Archive for the 'Woods' Category

How High Interest Rates Help the Working Poor

2009年3月22日22時19分

I always have the first opportunity to consume the fruits of my labor. What I do with the remaining amount enables me to access other things I want in life: clothing, shelter, software. This increases my enjoyment of life; eating only fruit all day long will give me the runs.

I can also decide to exchange my fruit for money. I can save this money until the future, which frees up resources for other activity in the mean time. There is only a particular amount of fruit, clothes or anything else on any given day. You can only use what I do not; I can only use what you do not. Saving money allows other people to consume things instead.

A hungry person is very eager to eat some fruit and bread as soon as possible. He can only eat fruit and bread that I do not. How does he stop me from eating my fruit? He has to entice me with an alternative.

He may have something that I want today. He may offer to exchange a coat for a particular amount of fruit. Lowering the coat price makes me more likely to prefer the coat to eating the fruit and bread he wants. This only works when he has something that I want today.

What if he has no coat today?

If he has nothing I want in his immediate possession, I might eat the fruit or exchange it with someone else. Neither of these actions solve his hunger. How can he convince me to give him the fruit? By promising to make me something I want tomorrow that I cannot have today.
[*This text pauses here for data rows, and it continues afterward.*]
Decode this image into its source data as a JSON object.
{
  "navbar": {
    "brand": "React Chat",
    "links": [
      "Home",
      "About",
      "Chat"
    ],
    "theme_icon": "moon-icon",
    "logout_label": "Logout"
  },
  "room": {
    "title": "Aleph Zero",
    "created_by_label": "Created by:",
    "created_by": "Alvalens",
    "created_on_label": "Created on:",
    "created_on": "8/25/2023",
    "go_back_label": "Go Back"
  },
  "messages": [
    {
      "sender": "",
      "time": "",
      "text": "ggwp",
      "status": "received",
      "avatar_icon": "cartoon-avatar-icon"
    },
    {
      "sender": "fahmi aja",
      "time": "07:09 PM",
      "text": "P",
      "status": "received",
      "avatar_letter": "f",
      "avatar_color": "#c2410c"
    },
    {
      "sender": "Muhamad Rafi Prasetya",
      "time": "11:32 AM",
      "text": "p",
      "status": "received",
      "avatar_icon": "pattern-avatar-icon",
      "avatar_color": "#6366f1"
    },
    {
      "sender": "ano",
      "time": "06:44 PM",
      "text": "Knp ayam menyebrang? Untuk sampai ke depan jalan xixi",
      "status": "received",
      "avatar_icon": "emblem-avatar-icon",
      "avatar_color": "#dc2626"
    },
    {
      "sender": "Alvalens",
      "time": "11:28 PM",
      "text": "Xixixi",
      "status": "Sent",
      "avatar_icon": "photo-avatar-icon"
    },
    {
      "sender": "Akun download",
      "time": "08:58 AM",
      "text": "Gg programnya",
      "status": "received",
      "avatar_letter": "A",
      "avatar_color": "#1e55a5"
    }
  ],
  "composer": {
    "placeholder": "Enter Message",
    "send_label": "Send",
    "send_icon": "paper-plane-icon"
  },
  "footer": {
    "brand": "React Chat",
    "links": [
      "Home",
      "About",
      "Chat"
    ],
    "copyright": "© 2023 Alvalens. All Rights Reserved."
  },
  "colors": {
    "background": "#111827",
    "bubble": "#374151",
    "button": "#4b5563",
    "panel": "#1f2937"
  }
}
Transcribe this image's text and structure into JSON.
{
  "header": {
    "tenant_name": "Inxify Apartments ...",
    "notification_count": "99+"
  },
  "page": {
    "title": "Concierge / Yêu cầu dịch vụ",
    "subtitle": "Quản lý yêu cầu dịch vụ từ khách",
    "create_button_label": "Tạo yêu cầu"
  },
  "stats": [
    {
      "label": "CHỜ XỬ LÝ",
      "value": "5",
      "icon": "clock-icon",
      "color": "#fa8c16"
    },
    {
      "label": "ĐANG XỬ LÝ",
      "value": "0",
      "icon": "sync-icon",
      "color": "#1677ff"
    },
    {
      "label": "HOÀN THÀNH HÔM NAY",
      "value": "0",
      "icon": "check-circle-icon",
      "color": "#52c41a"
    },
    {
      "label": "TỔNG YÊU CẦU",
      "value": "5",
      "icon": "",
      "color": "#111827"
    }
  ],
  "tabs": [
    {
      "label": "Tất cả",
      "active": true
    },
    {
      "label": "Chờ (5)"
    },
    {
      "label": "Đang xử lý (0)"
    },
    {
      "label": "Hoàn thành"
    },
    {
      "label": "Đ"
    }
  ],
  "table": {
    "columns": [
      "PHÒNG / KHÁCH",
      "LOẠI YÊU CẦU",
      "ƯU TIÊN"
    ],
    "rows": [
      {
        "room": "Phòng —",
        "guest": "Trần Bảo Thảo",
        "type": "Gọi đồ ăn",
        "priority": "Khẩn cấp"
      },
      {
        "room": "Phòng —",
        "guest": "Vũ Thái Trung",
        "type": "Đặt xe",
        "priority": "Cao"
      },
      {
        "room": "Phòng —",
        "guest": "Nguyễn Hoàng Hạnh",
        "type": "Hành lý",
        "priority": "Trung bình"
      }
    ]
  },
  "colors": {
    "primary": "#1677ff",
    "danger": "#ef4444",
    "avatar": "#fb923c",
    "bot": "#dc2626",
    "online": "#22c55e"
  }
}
It is not important what the something is. There are infinite possibilities: a better or cheaper coat, more coats, a new fleece jacket invention… who knows! The point is that he offers me a future something valuable enough to stop my present consumption. He must convince me to refrain from eating my fruit or exchanging it with someone else. Only then can the man use the fruit to satisfy his hunger.

I may be hungry or cold today. The more hungry or the colder I am today the more expected value I require tomorrow. This determines the rate at which my savings must become more valuable in order to defer my consumption today and save. This is the cost of money, also called the interest rate.

The interest rate helps me determine how much to consume today and how much to consume tomorrow. Tom Woods explains how interest rates help people serve each others needs in his best-selling book, Meltdown: A Free-Market Look at Why the Stock Market Collapsed, the Economy Tanked, and Government Bailouts Will Make Things Worse:

The interest rate coordinates production across time. It ensures a compatible mix of market forces: if people want to consume now, business responds accordingly; if people want to consume in the future, business allocate resources to satisfy that desire as well (p. 67).

In other words, a high interest rate signals how people can help others. Interest rates and the cost of money rise when people have more immediate wants and needs. Increasing the value of money rewards people who produce more and/or reduce their present consumption. This allows others to satisfy those present needs with what is produced and not consumed.

A low interest rate also signals how to help others. Interest rates and the cost of money decline as people’s immediate wants and needs are satisfied. People satisfied with the present state of affairs will value new and innovative ideas. This makes it increasingly affordable for others to satisfy their immediate needs working towards a better future for the satisfied.

A free-market interest rate helps the needs of a poor person in all situations. High interest rates help encourage comparatively wealthy people to defer their consumption, allowing the comparatively poor to consume things instead. Low interest rates make it more affordable for the poor to learn and invent new ways of satisfying the increasingly diverse and complex needs of society.